What, you've never heard of an ice apple? And you've definitely never had one? Well, all I have to say is if you like apples and have never eaten one of these, you are missing out.
So what are they? Technically they are your basic Fuji apple, very sweet with good crunch. What makes these different is they are picked during the last days of October - the last of the season - and leaving them on the tree a little longer, allowing the center of the apples to crystallize a bit, leaving a pocket of juiciness in the center. This makes the entire apple just a bit sweeter.
I don't know if this is the same chemical process used to create "ice wine" (which I also love - coincidence?) when the grapes are left to freeze on the vine to focus the sweetness before fermentation. But to me - far from an expert in the growing of fruits and making of wine - it sounds like it could be similar; perhaps these ice apples are at a younger place in the process than the ice wine grapes.
You can read the entire "Legend of the Ice Apple" here on Al's Garden Center website.
Is that weird, reading it there? It is, but this is the only place I have ever seen these apples. We ran across them literally by accident a couple years ago. November isn't typically a month people go to a garden store, so I can't remember at all why were there - it possibly could have been their annual Christmas show, an evening in early November. No idea.
Anyway, they had these huge boxes of "ice apples" and they looked good - looked like Fujis, because, apparently, they are Fujis. We bought a few and tried them out the next day. And came back. And came back again. And again. Every time we thought they'd be gone, but they still had some. I think in the month they were in the store we went to buy more five times, and then when it looked like this might be the last time, we bought a huge bag to last us a couple more weeks.
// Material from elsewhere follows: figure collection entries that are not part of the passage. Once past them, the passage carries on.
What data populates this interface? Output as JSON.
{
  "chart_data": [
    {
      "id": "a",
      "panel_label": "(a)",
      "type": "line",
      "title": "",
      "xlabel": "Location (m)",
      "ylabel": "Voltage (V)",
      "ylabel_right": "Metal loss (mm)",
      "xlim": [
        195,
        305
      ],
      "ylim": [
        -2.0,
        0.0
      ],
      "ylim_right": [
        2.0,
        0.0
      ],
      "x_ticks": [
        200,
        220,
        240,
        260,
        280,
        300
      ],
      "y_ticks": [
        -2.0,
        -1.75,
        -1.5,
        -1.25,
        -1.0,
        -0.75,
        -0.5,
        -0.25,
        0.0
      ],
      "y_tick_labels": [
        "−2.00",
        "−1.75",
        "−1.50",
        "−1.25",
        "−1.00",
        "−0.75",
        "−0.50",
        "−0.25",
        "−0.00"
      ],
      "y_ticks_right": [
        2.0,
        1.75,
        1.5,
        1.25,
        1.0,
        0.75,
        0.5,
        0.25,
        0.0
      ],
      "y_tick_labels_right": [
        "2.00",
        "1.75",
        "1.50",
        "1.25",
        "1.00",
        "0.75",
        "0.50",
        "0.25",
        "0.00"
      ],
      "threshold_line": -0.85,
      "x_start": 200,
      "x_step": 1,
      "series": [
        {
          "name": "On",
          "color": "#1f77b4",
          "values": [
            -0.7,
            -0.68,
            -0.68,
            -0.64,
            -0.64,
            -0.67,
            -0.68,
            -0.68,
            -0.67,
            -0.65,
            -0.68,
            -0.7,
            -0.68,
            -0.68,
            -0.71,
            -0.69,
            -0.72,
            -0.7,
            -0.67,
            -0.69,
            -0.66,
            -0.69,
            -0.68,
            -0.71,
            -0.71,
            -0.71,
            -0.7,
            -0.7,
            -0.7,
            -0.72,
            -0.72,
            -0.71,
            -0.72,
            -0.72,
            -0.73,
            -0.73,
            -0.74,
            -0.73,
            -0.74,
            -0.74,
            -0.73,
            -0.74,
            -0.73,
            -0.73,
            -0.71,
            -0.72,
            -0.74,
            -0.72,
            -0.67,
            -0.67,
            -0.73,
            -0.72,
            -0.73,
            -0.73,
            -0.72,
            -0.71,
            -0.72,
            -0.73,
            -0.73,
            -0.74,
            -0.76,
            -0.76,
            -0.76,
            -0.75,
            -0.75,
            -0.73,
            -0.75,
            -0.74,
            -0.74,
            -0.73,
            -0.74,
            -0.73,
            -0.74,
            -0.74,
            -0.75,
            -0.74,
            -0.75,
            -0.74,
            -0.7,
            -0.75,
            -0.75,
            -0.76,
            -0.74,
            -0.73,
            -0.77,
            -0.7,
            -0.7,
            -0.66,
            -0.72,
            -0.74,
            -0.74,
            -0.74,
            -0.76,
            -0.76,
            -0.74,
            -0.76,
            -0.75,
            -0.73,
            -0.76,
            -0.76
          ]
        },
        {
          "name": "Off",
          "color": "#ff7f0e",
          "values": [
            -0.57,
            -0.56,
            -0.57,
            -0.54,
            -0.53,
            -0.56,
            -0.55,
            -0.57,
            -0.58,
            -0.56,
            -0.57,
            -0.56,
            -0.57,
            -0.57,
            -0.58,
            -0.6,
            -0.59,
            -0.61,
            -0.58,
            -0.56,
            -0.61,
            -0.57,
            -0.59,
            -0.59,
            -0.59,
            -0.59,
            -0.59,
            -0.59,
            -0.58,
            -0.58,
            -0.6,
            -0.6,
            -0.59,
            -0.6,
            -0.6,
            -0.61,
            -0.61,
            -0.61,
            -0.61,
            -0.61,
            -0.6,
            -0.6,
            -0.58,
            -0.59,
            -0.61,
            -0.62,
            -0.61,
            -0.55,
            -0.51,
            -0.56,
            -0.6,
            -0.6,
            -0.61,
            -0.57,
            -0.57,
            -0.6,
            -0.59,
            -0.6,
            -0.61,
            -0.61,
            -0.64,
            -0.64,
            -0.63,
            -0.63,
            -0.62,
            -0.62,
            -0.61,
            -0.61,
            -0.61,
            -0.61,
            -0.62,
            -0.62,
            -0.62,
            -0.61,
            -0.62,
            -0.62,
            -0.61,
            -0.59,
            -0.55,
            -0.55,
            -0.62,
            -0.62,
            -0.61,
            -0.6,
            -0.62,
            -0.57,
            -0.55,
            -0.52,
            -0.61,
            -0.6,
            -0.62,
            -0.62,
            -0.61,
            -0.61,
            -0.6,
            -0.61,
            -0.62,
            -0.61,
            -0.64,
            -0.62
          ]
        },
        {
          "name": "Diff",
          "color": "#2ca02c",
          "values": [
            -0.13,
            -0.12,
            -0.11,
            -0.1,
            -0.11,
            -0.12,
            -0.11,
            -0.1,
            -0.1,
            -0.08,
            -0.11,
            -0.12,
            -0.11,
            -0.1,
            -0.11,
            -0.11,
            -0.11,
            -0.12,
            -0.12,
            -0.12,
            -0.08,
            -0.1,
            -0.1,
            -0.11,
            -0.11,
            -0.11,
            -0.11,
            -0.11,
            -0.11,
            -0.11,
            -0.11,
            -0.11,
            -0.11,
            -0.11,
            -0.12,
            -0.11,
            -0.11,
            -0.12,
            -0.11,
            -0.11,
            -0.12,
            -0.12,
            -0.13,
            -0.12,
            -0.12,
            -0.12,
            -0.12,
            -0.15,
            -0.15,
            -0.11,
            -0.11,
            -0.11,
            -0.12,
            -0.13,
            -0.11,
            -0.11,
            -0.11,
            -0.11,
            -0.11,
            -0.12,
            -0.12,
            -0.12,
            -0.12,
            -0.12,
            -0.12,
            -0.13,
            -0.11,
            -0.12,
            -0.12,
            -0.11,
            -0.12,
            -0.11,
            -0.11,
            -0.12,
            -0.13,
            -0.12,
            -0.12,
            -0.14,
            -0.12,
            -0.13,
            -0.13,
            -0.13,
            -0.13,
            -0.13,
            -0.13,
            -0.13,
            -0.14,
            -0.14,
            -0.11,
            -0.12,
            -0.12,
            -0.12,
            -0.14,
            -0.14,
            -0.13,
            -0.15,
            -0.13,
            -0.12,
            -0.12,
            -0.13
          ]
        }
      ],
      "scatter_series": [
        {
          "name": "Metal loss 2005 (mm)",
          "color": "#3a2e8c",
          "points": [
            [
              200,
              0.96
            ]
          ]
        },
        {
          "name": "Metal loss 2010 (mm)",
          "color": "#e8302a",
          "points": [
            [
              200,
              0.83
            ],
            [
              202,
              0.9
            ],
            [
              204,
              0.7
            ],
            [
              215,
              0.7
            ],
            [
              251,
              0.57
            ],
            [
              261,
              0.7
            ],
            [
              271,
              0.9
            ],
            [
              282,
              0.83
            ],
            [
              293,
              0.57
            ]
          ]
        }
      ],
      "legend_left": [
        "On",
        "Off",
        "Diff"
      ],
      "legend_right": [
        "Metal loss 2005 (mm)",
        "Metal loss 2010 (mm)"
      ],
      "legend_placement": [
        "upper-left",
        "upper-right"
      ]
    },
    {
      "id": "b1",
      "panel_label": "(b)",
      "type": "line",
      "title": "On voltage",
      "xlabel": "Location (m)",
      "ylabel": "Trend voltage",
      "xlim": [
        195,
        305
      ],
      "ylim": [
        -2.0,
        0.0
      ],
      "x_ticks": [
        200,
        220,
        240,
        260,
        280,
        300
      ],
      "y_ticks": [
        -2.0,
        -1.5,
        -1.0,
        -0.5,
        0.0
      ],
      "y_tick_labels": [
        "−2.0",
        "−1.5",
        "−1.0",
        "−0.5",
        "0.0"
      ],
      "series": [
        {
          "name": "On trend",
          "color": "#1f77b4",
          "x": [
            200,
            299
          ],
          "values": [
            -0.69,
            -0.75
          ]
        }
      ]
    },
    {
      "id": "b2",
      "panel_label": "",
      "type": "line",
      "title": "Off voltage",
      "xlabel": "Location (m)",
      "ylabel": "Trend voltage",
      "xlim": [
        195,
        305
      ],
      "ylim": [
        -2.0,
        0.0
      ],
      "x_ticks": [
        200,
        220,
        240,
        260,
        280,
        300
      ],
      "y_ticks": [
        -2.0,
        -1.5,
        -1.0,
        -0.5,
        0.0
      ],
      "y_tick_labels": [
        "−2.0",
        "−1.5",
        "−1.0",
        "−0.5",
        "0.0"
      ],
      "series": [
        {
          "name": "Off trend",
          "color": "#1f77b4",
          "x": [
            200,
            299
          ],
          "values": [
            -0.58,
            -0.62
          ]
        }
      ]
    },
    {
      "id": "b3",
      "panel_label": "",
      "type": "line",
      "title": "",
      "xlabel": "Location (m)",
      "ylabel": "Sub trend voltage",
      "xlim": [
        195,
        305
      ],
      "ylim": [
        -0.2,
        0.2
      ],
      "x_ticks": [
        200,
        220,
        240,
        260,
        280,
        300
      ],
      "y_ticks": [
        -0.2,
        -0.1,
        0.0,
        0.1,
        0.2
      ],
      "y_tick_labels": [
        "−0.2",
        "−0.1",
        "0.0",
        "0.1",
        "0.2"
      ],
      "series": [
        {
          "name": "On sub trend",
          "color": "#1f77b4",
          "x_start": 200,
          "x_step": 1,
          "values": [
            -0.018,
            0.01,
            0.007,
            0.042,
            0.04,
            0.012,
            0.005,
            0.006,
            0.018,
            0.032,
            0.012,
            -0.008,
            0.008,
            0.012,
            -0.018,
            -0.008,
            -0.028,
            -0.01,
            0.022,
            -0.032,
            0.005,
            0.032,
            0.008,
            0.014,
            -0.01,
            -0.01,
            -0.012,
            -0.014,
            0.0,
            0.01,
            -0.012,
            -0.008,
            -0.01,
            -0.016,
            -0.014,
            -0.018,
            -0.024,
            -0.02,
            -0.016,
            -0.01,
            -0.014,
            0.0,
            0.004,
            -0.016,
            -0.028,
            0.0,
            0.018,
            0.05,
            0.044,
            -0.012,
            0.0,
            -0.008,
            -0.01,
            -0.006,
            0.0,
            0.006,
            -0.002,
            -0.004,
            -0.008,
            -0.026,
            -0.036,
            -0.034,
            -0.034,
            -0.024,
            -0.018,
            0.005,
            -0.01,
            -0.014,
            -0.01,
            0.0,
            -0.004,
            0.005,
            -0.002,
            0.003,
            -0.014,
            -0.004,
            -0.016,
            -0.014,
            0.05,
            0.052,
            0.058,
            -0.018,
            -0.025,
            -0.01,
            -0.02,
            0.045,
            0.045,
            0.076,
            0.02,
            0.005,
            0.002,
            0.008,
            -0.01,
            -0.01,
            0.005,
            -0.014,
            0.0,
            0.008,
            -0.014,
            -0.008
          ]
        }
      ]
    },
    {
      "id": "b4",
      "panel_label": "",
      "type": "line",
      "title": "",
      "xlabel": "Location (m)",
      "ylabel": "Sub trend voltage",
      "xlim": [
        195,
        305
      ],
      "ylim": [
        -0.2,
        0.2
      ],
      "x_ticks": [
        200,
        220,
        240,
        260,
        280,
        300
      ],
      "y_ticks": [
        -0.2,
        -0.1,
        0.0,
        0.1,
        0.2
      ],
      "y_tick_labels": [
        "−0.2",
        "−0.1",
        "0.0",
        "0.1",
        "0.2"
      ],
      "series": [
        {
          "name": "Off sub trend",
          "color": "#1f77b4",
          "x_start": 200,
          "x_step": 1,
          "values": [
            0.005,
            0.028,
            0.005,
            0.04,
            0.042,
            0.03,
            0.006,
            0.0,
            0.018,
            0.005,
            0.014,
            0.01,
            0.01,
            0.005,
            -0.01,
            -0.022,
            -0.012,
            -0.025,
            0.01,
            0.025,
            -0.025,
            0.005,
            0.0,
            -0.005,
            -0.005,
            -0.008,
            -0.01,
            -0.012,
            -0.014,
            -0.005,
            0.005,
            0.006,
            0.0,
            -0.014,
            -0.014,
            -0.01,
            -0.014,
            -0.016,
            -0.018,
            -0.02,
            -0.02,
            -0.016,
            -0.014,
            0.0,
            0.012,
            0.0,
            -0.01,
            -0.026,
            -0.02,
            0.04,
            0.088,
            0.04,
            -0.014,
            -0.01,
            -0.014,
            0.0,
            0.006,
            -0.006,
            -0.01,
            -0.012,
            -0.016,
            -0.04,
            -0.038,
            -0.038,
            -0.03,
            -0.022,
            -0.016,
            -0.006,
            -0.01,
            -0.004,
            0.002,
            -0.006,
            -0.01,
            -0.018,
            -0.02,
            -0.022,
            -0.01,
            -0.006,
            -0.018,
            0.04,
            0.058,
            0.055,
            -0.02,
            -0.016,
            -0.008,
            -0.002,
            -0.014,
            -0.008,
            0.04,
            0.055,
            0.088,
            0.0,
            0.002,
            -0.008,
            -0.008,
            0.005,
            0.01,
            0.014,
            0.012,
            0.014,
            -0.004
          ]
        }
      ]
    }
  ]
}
We've looked all over, but as the link says, Al's is the only place you can find these. Technically these apples aren't anything special - they are Fujis that got left on the tree too long and the yumminess was found by accident. Any grower with Fuji trees should be able to try it out, I think, but so far they seem to come only from this specific farm in Wenatchee, WA and are only distributed through Al's.
So every November we head to Al's and stock up, because these are literally the best apples we've ever had.
Wait, why am I telling people about these?
Oh well, no one reads this blog anyway...right?